So Ford shocked the world in 1914 when he unilaterally introduced a minimum wage for his employees, more than doubling the average wage in the auto industry from $2.34 per day to $5. As Ford put it, raising wages "has the same effect as throwing a stone in a still pond," creating an "ever-widening circle of buying" that increases everyone's prosperity.
It was a simple formula that the United States has followed many times since: Adequate wages create happier consumers, who, in turn, contribute to a healthier economy. Thus was born the American middle class.
This lesson should inform the minimum-wage debate.
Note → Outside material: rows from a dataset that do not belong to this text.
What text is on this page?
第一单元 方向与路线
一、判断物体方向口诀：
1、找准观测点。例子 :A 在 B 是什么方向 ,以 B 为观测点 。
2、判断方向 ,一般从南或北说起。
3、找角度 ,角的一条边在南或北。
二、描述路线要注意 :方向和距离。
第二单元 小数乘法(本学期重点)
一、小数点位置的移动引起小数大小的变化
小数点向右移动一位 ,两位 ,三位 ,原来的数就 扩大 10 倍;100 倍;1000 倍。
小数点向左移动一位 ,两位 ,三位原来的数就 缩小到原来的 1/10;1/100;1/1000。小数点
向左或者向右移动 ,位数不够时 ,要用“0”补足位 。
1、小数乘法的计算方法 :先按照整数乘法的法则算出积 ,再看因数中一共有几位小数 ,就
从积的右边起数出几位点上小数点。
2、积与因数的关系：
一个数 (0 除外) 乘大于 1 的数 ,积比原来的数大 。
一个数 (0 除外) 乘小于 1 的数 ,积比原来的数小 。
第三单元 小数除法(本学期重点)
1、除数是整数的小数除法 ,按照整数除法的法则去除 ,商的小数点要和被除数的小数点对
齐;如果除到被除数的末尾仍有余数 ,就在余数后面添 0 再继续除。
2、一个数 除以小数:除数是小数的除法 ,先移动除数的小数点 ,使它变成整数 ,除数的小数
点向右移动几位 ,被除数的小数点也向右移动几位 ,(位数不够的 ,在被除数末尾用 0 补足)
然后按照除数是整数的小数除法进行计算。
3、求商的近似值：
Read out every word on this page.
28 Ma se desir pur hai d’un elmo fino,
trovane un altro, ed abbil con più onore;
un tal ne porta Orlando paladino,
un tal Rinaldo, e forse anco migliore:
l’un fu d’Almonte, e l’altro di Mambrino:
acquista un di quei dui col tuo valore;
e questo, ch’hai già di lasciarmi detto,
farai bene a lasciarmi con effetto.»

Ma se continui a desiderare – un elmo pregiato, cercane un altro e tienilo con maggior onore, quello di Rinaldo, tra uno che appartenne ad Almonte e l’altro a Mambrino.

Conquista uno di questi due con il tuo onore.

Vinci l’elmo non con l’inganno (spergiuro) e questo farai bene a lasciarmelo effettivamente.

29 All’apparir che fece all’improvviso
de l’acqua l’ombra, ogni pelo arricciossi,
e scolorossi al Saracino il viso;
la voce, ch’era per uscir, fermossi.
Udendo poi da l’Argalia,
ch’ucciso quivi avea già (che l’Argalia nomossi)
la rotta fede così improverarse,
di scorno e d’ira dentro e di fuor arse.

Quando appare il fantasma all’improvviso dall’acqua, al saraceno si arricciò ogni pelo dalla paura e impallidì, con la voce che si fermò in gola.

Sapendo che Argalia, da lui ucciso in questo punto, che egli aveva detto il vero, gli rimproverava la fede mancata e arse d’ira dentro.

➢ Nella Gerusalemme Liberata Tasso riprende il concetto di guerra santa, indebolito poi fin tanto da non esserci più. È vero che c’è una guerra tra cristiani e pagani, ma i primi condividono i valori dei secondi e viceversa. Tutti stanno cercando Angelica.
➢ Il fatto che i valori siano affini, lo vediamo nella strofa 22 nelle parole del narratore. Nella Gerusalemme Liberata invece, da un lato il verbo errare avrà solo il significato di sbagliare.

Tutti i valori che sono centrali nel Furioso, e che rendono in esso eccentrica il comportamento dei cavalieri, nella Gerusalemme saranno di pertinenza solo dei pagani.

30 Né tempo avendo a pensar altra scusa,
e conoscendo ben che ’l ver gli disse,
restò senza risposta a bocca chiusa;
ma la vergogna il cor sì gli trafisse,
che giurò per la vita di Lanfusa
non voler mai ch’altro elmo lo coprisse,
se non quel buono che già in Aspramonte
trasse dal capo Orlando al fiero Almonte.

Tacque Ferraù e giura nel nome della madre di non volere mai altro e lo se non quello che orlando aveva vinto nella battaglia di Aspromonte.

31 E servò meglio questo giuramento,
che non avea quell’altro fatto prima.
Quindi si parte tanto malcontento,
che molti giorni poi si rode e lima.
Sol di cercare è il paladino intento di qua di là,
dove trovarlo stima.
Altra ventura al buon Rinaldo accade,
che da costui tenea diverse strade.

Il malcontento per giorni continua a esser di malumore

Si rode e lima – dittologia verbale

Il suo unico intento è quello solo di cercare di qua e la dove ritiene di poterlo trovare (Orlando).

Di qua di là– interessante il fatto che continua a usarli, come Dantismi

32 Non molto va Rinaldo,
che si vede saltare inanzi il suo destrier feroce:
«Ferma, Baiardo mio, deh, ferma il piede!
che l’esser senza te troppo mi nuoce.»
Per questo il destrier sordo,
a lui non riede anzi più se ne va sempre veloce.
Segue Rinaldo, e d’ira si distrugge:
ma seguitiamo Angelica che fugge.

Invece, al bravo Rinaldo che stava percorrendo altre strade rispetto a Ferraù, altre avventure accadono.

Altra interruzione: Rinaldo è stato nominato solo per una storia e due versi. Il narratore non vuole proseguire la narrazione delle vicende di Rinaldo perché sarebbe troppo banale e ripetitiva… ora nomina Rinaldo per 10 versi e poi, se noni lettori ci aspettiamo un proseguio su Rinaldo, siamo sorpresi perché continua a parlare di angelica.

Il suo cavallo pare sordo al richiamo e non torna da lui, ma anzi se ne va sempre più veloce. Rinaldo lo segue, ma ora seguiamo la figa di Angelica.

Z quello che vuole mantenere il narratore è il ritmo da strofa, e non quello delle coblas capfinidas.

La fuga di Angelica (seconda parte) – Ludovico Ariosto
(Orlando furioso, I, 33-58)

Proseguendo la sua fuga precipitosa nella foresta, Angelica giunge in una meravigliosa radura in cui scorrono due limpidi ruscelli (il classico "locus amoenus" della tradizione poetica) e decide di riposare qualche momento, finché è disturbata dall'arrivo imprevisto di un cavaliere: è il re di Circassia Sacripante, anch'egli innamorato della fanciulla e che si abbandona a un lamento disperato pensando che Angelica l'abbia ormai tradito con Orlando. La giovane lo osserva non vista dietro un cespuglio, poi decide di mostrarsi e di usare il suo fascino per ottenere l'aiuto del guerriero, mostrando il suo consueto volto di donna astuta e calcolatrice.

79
Recent proposals call for increasing the current federal minimum wage of $5.15 an hour - the lowest minimum wage in inflation-adjusted dollars in more than 50 years - to $7.25. According to the Economic Policy Institute, an estimated 14.9 million American workers would benefit from an increase in the federal minimum wage - 6.6 million who currently earn less than $7.25 an hour, and 8.3 million likely to receive raises because of the spillover effect of a minimum-wage increase. More than half of these people work full time, and an additional one-third work between 20 and 34 hours a week.
Assuming that a minimum-wage increase raises earnings for those employees by an average of one dollar per working hour each year, we're talking about a net increase in purchasing power of well more than $15 billion annually being pumped into the economy. Those are the kinds of numbers Henry Ford understood.
In other words, raising the minimum wage will benefit the entire American economy, not just low-wage earners. From a macroeconomic point of view, if low-wage workers have more money to buy things, then businesses selling their products and services will have more customers. And more customers will mean better sales, higher profit, and a "trickle-up" effect that creates a more robust economy.
But Bush and Democratic congressional leaders don't seem to grasp the wisdom of Fordism. The recurring debate over a minimum-wage increase follows predictable lines, pitting the poor against the middle class, a useless and no-win battle.
Democratic proponents usually focus on the impact of a wage increase on low-wage workers living below the poverty level. They will tell harrowing stories of minimum-wage workers trying to live on a measly $5.15 an hour.
Republicans and business leaders will counter that the minimum-wage increase will lead to fewer entry-level and low-skilled jobs, and also to higher prices for goods and services as the cost of the wage increase is passed along as a higher price for a hamburger at McDonald's. They will paint support for a minimum-wage increase as yet another example of Democrats trying to help the undeserving poor at the expense of middle-class consumers.
A broad swath of the middle class can easily understand how giving low-wage workers more money can lead to a lot more money being pumped into the economy. Nor can Republicans easily dispute this impact of a minimum-wage wage increase; because it is precisely this "trickle-up" phenomenon that they have pointed to for the last several years to justify the Bush administration's massive tax cuts.
So when the debate gets fired up this month, let's hope the president and congressional leaders, Republicans and Democrats alike, remember the economic lesson of Henry Ford. An increase in the minimum wage would be good for the national economy, including most businesses, the middle class, and workers at the bottom of the economic ladder. And that makes it an idea that all sides ought to endorse.